Per il senso comune, l’attrazione in cui consiste il desiderio può essere descritta così: un soggetto (indiviso) desidera, con intensità variabile, un oggetto (indiviso). Naturalmente, le determinazioni indicate tra parentesi non vengono pensate dal senso comune; che siano implicite, tuttavia, non significa che non risultino essenziali. Rispetto a questo schema, alcune teorie hanno introdotto precisazioni e sviluppi. Non è trascurabile, al di là della faziosità che lo rende spesso irritante, il contributo di Girard: c’è sempre un terzo che presiede al desiderio, vale a dire che il desiderio è sempre mediato da un altro. Non posso che concordare con questa precisazione, che però era stata già introdotta da Lacan con la tesi «il desiderio è desiderio dell’Altro», senza rinunciare alle distinzioni introdotte o rese possibili da Freud – distinzioni che Girard semplicisticamente preferisce ignorare.2 Né è trascurabile lo statuto seriale dell’oggetto del desiderio, a condizione di non ridurlo a molteplicità empirica.

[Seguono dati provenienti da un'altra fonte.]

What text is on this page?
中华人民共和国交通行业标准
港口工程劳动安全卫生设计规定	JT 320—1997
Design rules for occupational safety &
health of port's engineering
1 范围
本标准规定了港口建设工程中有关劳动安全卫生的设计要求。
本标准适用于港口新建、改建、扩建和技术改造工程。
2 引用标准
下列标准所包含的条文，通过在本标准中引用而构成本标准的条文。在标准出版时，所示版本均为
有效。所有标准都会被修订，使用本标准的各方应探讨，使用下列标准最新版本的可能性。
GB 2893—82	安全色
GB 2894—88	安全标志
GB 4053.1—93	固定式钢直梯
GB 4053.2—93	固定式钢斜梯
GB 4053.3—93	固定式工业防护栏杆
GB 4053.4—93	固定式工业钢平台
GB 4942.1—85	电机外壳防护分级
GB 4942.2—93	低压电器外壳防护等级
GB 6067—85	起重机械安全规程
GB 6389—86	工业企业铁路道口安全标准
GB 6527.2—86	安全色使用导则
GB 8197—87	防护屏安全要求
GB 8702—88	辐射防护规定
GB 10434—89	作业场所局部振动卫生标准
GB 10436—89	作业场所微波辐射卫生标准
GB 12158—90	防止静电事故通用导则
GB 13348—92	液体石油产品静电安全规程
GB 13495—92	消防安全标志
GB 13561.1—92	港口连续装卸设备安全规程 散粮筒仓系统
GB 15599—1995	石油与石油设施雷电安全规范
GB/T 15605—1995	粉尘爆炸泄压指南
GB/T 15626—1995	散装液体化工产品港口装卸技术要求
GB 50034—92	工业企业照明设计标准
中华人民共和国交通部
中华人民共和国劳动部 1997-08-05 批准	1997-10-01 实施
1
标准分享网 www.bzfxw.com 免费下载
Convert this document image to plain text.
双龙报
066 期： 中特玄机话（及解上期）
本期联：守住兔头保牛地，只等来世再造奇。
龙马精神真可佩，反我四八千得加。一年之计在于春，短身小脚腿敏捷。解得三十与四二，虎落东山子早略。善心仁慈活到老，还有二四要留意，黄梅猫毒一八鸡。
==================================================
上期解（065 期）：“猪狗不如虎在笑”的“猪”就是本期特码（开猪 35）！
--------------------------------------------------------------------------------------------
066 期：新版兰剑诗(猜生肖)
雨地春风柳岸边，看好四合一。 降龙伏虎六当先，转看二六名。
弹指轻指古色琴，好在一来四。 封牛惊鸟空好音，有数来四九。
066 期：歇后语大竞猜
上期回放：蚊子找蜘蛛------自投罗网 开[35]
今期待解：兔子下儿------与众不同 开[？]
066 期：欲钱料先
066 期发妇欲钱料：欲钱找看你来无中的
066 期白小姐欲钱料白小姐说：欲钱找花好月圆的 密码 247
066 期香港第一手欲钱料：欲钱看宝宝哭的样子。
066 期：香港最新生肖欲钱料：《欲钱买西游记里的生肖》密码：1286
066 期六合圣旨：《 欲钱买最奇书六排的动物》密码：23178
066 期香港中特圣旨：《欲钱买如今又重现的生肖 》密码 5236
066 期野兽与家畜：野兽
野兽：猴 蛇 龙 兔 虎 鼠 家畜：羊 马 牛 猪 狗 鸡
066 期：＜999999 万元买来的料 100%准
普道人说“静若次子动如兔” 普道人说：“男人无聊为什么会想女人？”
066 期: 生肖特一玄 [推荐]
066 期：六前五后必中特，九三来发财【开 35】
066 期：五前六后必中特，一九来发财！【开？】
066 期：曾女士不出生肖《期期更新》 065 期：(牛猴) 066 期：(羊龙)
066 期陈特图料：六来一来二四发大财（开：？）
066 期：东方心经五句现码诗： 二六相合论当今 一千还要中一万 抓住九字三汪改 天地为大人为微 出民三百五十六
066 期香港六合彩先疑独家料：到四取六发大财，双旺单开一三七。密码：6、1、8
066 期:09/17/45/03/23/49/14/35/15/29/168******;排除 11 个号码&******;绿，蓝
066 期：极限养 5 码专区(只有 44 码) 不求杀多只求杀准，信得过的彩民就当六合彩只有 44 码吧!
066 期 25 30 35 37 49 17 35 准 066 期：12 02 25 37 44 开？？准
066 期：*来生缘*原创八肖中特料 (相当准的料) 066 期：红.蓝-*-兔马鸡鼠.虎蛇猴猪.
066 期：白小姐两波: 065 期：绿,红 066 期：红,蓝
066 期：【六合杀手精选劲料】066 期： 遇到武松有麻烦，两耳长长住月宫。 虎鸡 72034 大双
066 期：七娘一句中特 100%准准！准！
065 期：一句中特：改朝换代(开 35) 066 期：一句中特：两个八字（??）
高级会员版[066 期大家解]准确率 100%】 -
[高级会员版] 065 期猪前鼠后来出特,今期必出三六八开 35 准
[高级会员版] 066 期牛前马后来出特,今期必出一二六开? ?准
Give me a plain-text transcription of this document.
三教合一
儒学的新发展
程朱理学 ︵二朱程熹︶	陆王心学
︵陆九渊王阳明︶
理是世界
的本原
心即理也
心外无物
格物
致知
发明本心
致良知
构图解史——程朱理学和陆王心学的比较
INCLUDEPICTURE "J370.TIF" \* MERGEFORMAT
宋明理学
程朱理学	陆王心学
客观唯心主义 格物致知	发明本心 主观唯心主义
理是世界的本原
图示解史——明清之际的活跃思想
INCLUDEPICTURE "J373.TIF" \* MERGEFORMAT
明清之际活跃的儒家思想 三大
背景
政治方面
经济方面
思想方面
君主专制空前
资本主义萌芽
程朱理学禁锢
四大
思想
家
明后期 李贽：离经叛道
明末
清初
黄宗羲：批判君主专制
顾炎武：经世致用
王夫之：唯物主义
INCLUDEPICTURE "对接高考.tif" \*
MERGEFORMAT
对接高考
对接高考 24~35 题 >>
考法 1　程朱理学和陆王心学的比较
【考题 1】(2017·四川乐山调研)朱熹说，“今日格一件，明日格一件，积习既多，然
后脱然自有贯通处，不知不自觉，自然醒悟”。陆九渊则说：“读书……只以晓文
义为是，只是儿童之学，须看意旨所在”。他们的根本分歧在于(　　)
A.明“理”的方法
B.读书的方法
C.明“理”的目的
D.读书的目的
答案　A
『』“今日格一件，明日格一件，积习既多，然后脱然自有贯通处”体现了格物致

Cercherò adesso di presentare la concezione che ritengo più complessa, e più aperta a ulteriori sviluppi. Per la psicoanalisi di Freud e di Lacan, il problema del desiderio potrebbe venire enunciato schematicamente così: un soggetto diviso desidera, in modo ambivalente, un oggetto diviso. La comprensione e l’elaborazione di questa formula non sono affatto immediate.

 

2. Anzitutto, il soggetto diviso non va inteso soltanto come mereologicamente diviso. È così che molti continuano a leggere Freud, con riferimento alle due topiche: in entrambe, il soggetto sarebbe diviso in parti (o zone, o sistemi), la coscienza, il preconscio e l’inconscio, nella prima topica, l’Es, l’Io e il Super-io nella seconda topica. La vera concezione freudiana dell’identità è invece quella delineata in Psicologia delle masse e analisi dell’Io, un’opera del 1921: l’identità è identificazione, o meglio è l’insieme dei processi di identificazione. Dunque, la teoria freudiana è relazionale, e non mereologica, anche se Freud non ha accentuato abbastanza questa novità; tant’è vero che un anno dopo, nel 1922, in L’Io e l’Es sembra accontentarsi di una concezione della psiche divisa in parti o sistemi. Con Lacan, la concezione relazionale diventa concezione modale: l’identità di un soggetto è determinata dai registri, che sono modi dell’esperienza. Due di essi, l’Immaginario e il Simbolico, sono anche modi di pensare e modi di guardare. Ciò vuol dire che l’identità è un insieme eterogeneo di modi di identificazione.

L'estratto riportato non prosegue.